MARTA officials say Clayton County needs an economic development strategy around transit if it wants to help lure federal dollars to make the south metro community’s ambitions for commuter rail a reality.
Federal grants that may be key to getting the millions of dollars it will take to bring rail to Clayton require communities to demonstrate that they have a plan to develop a critical mass of residential and commercial buildings around commuter stops, MARTA Assistant General Manager Ben Limmer says.
“This is an area where our collective ability to pursue a federal grant really comes down to local jurisdictions and their planning activities along the individual transit routes,” Limmer told the Clayton County Commission recently.

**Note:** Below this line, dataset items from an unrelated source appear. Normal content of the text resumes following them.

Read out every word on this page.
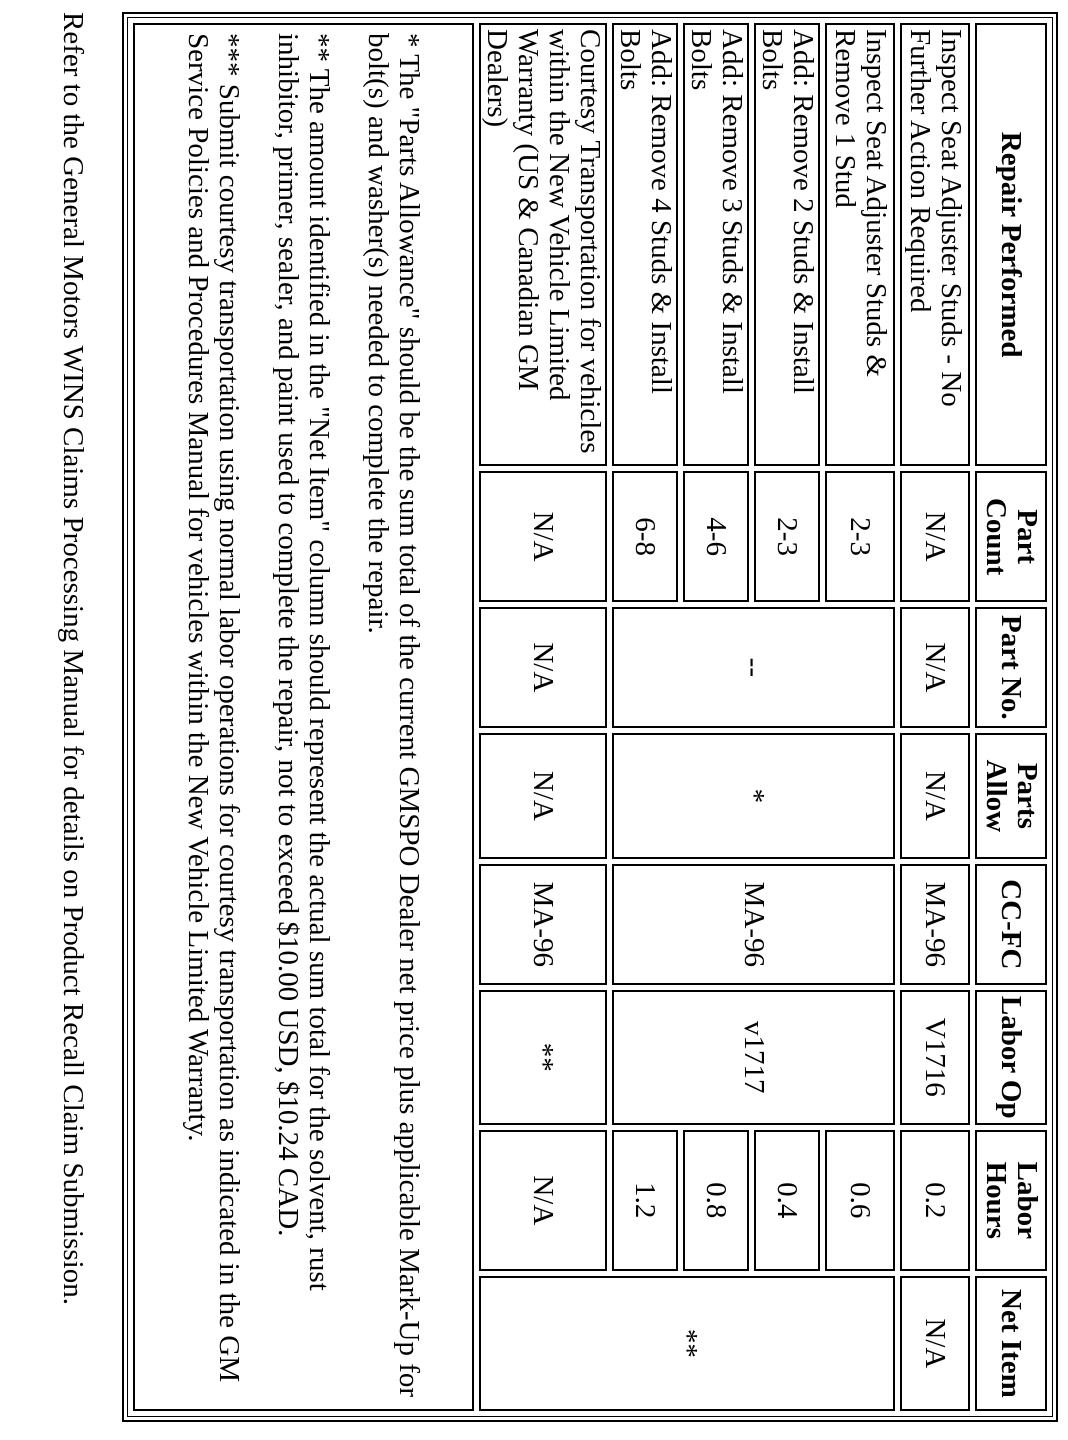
Repair Performed	Part Count	Part No.	Parts Allow	CC-FC	Labor Op	Labor Hours	Net Item
Inspect Seat Adjuster Studs - No Further Action Required	N/A	N/A	N/A	MA-96	V1716	0.2	N/A
Inspect Seat Adjuster Studs & Remove 1 Stud	2-3	--	*	MA-96	v1717	0.6	**
Add: Remove 2 Studs & Install Bolts	2-3					0.4	
Add: Remove 3 Studs & Install Bolts	4-6					0.8	
Add: Remove 4 Studs & Install Bolts	6-8					1.2	
Courtesy Transportation for vehicles within the New Vehicle Limited Warranty (US & Canadian GM Dealers)	N/A	N/A	N/A	MA-96	**	N/A	

* The "Parts Allowance" should be the sum total of the current GMSPO Dealer net price plus applicable Mark-Up for bolt(s) and washer(s) needed to complete the repair.
** The amount identified in the "Net Item" column should represent the actual sum total for the solvent, rust inhibitor, primer, sealer, and paint used to complete the repair, not to exceed $10.00 USD, $10.24 CAD.
*** Submit courtesy transportation using normal labor operations for courtesy transportation as indicated in the GM Service Policies and Procedures Manual for vehicles within the New Vehicle Limited Warranty.							
Refer to the General Motors WINS Claims Processing Manual for details on Product Recall Claim Submission.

MARTA, which pegs the cost of the project at $25 million to $50 million per mile, is negotiating with Norfolk Southern to use existing tracks for the project or to build ones on the railroad’s right of way, Limmer said. Construction could start in 2023 with the trains ready to use in 2027.
The need for a coherent development plan that would work in concert with MARTA poses one of the south metro county’s biggest challenges in its dream of changing its economic future. Clayton, which over the years has struggled to jump start its economic development, is hoping that rail can be a magnet for commercial and residential development in the county in the same way it has been for stations at Lindbergh in Atlanta or Dunwoody in DeKalb County.
Limmer said MARTA has been "at the table" in some of Clayton's land use discussions and is planning an economic workshop in January to discuss transit- supportive policies, including municipal codes and their impact on development standards.
Clayton Commissioner Felicia Franklin Warner warned her colleagues that they needed to step up their game. Warner, who attended a recent transit conference in Atlanta, said competitors who want the same transit dollars are speaking with a unified voice.
“In the areas that are able to get that federal funding … they are collectively planning together,” she said.